At the same time, the strategy aligns with the White House’s July 2025 America’s AI Action Plan. Specifically, it supports Pillar I, which prioritizes accelerating AI innovation, and Pillar II, which emphasizes building domestic AI infrastructure. Through this framework, NIST plans to expand public-private collaboration while advancing research in areas such as quantum information science and biotechnology.

Building on Existing AI Leadership and Partnerships

These new centers build on NIST’s existing AI portfolio, including the Center for AI Standards and Innovation (CAISI). Currently, CAISI works with leading AI developers to evaluate frontier systems and establish voluntary best practices for national security use cases. By adding MITRE’s experience in operating federally funded R&D centers, NIST expects faster translation from testing to deployment.

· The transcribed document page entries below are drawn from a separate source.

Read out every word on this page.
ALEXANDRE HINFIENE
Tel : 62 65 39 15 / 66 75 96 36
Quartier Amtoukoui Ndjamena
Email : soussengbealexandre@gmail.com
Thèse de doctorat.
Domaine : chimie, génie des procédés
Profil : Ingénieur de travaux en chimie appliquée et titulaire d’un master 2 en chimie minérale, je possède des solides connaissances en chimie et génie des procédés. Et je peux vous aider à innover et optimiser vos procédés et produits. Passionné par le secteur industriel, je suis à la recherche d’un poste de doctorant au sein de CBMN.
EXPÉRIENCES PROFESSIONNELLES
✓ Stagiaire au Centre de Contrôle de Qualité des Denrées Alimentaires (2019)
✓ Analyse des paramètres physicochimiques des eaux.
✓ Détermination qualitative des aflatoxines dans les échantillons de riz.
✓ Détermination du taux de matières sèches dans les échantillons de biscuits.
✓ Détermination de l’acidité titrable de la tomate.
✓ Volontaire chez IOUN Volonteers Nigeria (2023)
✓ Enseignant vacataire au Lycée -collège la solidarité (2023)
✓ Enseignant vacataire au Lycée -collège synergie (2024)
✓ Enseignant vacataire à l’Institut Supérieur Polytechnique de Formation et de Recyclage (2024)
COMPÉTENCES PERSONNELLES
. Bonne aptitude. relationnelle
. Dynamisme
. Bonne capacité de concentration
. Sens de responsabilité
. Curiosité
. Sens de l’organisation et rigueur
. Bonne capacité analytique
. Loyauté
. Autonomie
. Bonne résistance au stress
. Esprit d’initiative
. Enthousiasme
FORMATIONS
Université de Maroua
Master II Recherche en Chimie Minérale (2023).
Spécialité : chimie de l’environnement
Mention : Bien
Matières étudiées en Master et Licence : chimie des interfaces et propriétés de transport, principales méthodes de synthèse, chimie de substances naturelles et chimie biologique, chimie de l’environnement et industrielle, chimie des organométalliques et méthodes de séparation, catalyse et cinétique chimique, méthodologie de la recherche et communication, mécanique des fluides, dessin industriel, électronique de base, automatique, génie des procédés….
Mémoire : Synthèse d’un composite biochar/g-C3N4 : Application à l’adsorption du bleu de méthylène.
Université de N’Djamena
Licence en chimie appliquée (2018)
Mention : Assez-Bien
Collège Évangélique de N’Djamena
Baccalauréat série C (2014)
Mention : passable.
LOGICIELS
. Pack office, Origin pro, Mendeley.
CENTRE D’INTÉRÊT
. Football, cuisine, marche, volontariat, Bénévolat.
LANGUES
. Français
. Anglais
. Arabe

Meanwhile, NIST is preparing to announce funding for the AI for Resilient Manufacturing Institute under the Manufacturing USA program. The institute is expected to receive $70 million over five years, supported by both federal and nonfederal contributions. Its mandate will be to integrate AI into supply chains and manufacturing networks at scale.

Taken together, these initiatives signal a coordinated push to defend U.S. leadership in AI. As global competitors scale rapidly, NIST is tying AI progress directly to manufacturing strength and infrastructure resilience. In doing so, the agency is positioning AI not as an abstract capability, but as a concrete driver of economic and strategic advantage.